Just got this today, looking good so far. Shame it's an abridged edition.
>>9716074
bump! also purchased this, /lit/'s opinions?
I have been trying to find an unabridged version in Spanish but they appear to be incredibly rare. Anyways, I hope you enjoy the read OP... maybe make another thread once you finish it telling us what you thought of it. I'll be perpetually lurking.
>>9717041
i am sure that the UNAM edited a unabridged not too long ago, i may be wrong thought.
>>9716074
Is it like Conquest of a Continent? (haven't read that but I have it on my laptop)
>>9716074
>blocks your path
>>9716116
Unironically made me a lot more respectful of Cortez, who, unlike most of the other conquistadors, wasn't a total piece of shit. I would even wager that there was little he did "wrong" in his position, except a few big oversights, and the campaign showed both a careful desire to spare innocent populations and general military competence. Didn't change my opinion of the Aztecs but enhanced my opinion of the Tlaxcalans.
>>9717448
It's ironic that everyone feels so bad for the Aztecs when they were such cruel oppressors.
>>9717455
Also the lengths people go to tarnish the names of the "opposition". Back when I was impressionable, I used to believe lies from a certain left-leaning community that targets "bad history" like "Cortez wasn't responsible for his great military victories, his veteran subordinate Alvarado was". By reading the book, I discovered that was totally untrue, since one of Cortez's greatest accomplishments, the surprise defeat and incorporation of the superior royal punitive expedition, occurred while Alvarado was holed up in Tenochtitlan. Never forget that partisan fucks will lie through their teeth about what was firmly established in the historical record, let alone provide the most charitable and likely explanation for the more controversial and lesser understood events. Keep reading and thinking for yourself /lit/, we were thrown into a world that did not deserve goodness.
>>9717455
Wasn't the main factor in the fall of the Aztec empire the fact that the cruelty of the Aztecs towards their neighbors made the other natives in the region willing collaborators with the Spaniards in destroying the Aztecs?
>>9717543
>what was firmly established in the historical record
to be fair, established historical record is notoriously biased. Especially regarding things from a time with spotty records. You're usually dealing with people who hate event/person X or people who love event/person X. Picking apart what actually happened is mostly guesswork and sometimes the person doing the picking has no interest in actually being impartial.

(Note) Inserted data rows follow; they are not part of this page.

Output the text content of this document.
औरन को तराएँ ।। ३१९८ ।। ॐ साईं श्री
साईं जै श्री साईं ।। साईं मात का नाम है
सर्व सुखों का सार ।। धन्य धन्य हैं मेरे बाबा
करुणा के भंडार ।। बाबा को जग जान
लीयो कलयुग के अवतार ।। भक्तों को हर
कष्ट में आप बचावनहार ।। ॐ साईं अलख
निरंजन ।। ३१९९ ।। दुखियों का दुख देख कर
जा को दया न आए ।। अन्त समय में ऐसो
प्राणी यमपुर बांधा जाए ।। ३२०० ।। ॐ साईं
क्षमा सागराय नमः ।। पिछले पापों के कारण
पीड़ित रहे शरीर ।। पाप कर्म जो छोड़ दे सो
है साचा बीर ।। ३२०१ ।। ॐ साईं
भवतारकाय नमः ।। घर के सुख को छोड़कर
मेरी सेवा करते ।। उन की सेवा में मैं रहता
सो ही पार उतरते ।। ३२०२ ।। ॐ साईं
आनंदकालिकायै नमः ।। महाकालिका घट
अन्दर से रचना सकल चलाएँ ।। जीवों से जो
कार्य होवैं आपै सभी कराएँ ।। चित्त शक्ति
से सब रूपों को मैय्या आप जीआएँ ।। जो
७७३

Famously, the whole "they weren't gay, just really, really, really good friends" joke.
>>9718963
>to be fair, established historical record is notoriously biased.
We're talking about movements of troops and who commanded what. The fact of the matter is that there's plenty of evidence that Alvarado was picked to command the Spanish garrison at Tenochtitlan while Cortez and the rest of the Spanish detachment rode off to meet the royal expeditionary forces near Veracruz.
>>9718968
Sure. I'm not denying that. I don't know enough about that incident to have any kind of opinion on it, only that "established historical record" isn't really something I'd put blind trust in, that's all.
>>9718981
Of course. I'm not going to put a lot of faith in Diaz's rationalizations and apologia. But the Tenochtitlan riots are well documented by both the Aztecs and the Spanish, who both argue over Alvarado's role in the affair. By all accounts that we know of, he was most likely that and not with Cortez on the march to the sea.
>>9718981
The weirdest thing I got, IMO, from the book is the numerous attempts that Cortez flips out and nearly kills a Spanish soldier for acting out, like stealing chickens or harming civilians, during his march to Tenochtitlan. It seems like Cortez had some degree of concern and/or respect for the natives not found in many other conquistadors, with the major character flaws only starting to reveal themselves when he became insistent on proselytizing and when he fought the inhabitants of Cholula. But hey, I imagine that the Aztecs would have been too much for the Christian Spaniards at this point, with the skirmishes and human sacrifice, that they might have just written them off as dogs after some turning point with the Tlaxcalans.